WHO DOES NOT LOVE CHICK-FIL-A??? OMG! These are my KETO-FIED version!!! You have to try them! You can fry then bake or just bake the whole way:) I love using avocado oil to fry and then finish in the oven but these are so good EVERYONE will love them!
- 1 lb. chicken breasts
- 2 cups crushed pork rinds
- 2 eggs
- 1/2 tsp. garlic powder
- 1/4 tsp. paprika
- 1/2 tsp. salt
- 1/2 tsp. pepper
- pickle juice (enough to soak chicken)
- avocado oil
- Preheat oven to 400 degrees and line large baking sheet with parchment paper.

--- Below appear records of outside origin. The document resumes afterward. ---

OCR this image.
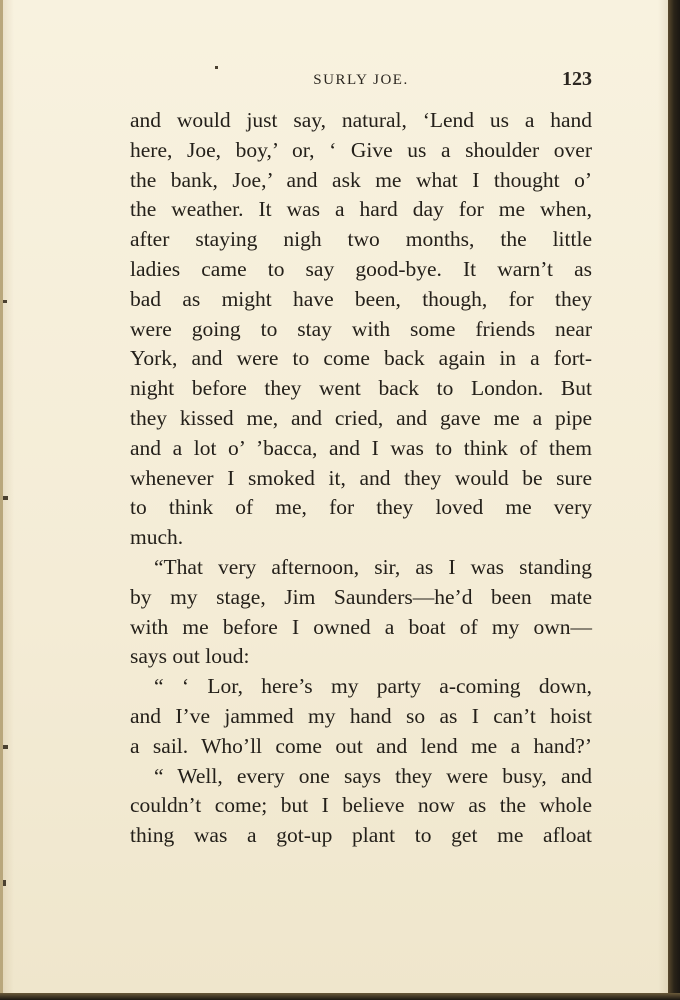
SURLY JOE.	123
and would just say, natural, ‘Lend us a hand
here, Joe, boy,’ or, ‘ Give us a shoulder over
the bank, Joe,’ and ask me what I thought o’
the weather. It was a hard day for me when,
after staying nigh two months, the little
ladies came to say good-bye. It warn’t as
bad as might have been, though, for they
were going to stay with some friends near
York, and were to come back again in a fort-
night before they went back to London. But
they kissed me, and cried, and gave me a pipe
and a lot o’ ’bacca, and I was to think of them
whenever I smoked it, and they would be sure
to think of me, for they loved me very
much.
“That very afternoon, sir, as I was standing
by my stage, Jim Saunders—he’d been mate
with me before I owned a boat of my own—
says out loud:
“ ‘ Lor, here’s my party a-coming down,
and I’ve jammed my hand so as I can’t hoist
a sail. Who’ll come out and lend me a hand?’
“ Well, every one says they were busy, and
couldn’t come; but I believe now as the whole
thing was a got-up plant to get me afloat
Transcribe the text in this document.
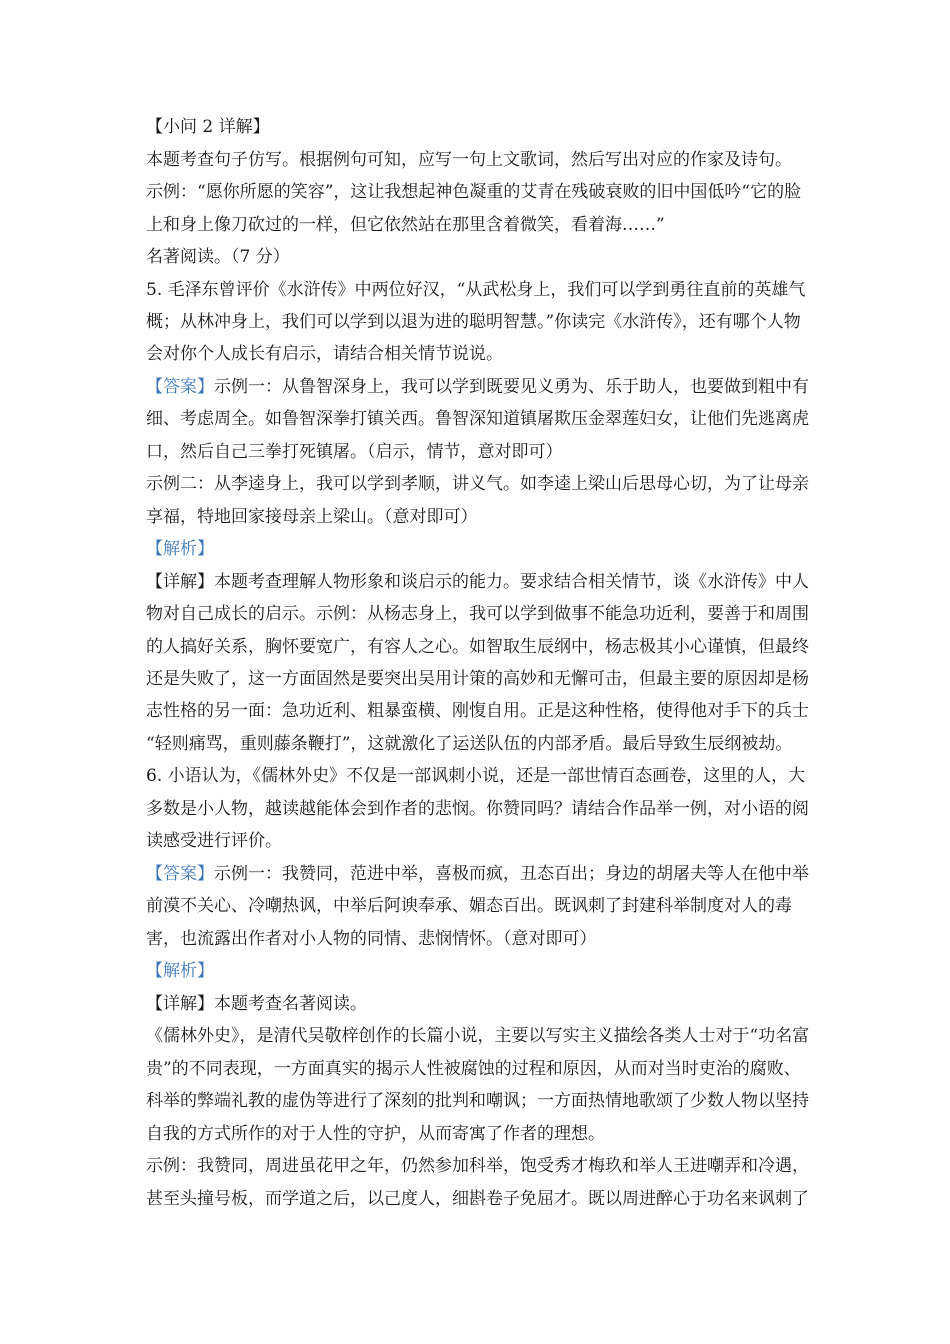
【小问 2 详解】
本题考查句子仿写。根据例句可知，应写一句上文歌词，然后写出对应的作家及诗句。
示例：“愿你所愿的笑容”，这让我想起神色凝重的艾青在残破衰败的旧中国低吟“它的脸
上和身上像刀砍过的一样，但它依然站在那里含着微笑，看着海……”
名著阅读。（7 分）
5. 毛泽东曾评价《水浒传》中两位好汉，“从武松身上，我们可以学到勇往直前的英雄气
概；从林冲身上，我们可以学到以退为进的聪明智慧。”你读完《水浒传》，还有哪个人物
会对你个人成长有启示，请结合相关情节说说。
【答案】示例一：从鲁智深身上，我可以学到既要见义勇为、乐于助人，也要做到粗中有
细、考虑周全。如鲁智深拳打镇关西。鲁智深知道镇屠欺压金翠莲妇女，让他们先逃离虎
口，然后自己三拳打死镇屠。（启示，情节，意对即可）
示例二：从李逵身上，我可以学到孝顺，讲义气。如李逵上梁山后思母心切，为了让母亲
享福，特地回家接母亲上梁山。（意对即可）
【解析】
【详解】本题考查理解人物形象和谈启示的能力。要求结合相关情节，谈《水浒传》中人
物对自己成长的启示。示例：从杨志身上，我可以学到做事不能急功近利，要善于和周围
的人搞好关系，胸怀要宽广，有容人之心。如智取生辰纲中，杨志极其小心谨慎，但最终
还是失败了，这一方面固然是要突出吴用计策的高妙和无懈可击，但最主要的原因却是杨
志性格的另一面：急功近利、粗暴蛮横、刚愎自用。正是这种性格，使得他对手下的兵士
“轻则痛骂，重则藤条鞭打”，这就激化了运送队伍的内部矛盾。最后导致生辰纲被劫。
6. 小语认为，《儒林外史》不仅是一部讽刺小说，还是一部世情百态画卷，这里的人，大
多数是小人物，越读越能体会到作者的悲悯。你赞同吗？请结合作品举一例，对小语的阅
读感受进行评价。
【答案】示例一：我赞同，范进中举，喜极而疯，丑态百出；身边的胡屠夫等人在他中举
前漠不关心、冷嘲热讽，中举后阿谀奉承、媚态百出。既讽刺了封建科举制度对人的毒
害，也流露出作者对小人物的同情、悲悯情怀。（意对即可）
【解析】
【详解】本题考查名著阅读。
《儒林外史》，是清代吴敬梓创作的长篇小说，主要以写实主义描绘各类人士对于“功名富
贵”的不同表现，一方面真实的揭示人性被腐蚀的过程和原因，从而对当时吏治的腐败、
科举的弊端礼教的虚伪等进行了深刻的批判和嘲讽；一方面热情地歌颂了少数人物以坚持
自我的方式所作的对于人性的守护，从而寄寓了作者的理想。
示例：我赞同，周进虽花甲之年，仍然参加科举，饱受秀才梅玖和举人王进嘲弄和冷遇，
甚至头撞号板，而学道之后，以己度人，细斟卷子免屈才。既以周进醉心于功名来讽刺了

- Cut chicken into 1 inch nuggets and soak in pickle juice, egg and seasonings in a covered bowl or gallon sized ziptop bag and refrigerate for 1 hour or up to overnight.
- Crush pork rinds in a ziplock bag or a food processor and then place in a shallow bowl or large plate.
- Heat a skillet with avocado oil on high heat.
- Using tongs, dredge chicken in egg mixture and then coat with the pork rind mixture and fry evenly on both sides in the oil.
- Once crispy, transfer each piece to the baking sheet and bake for another 5-10 minutes until fully cooked (you could also bake them and not fry them).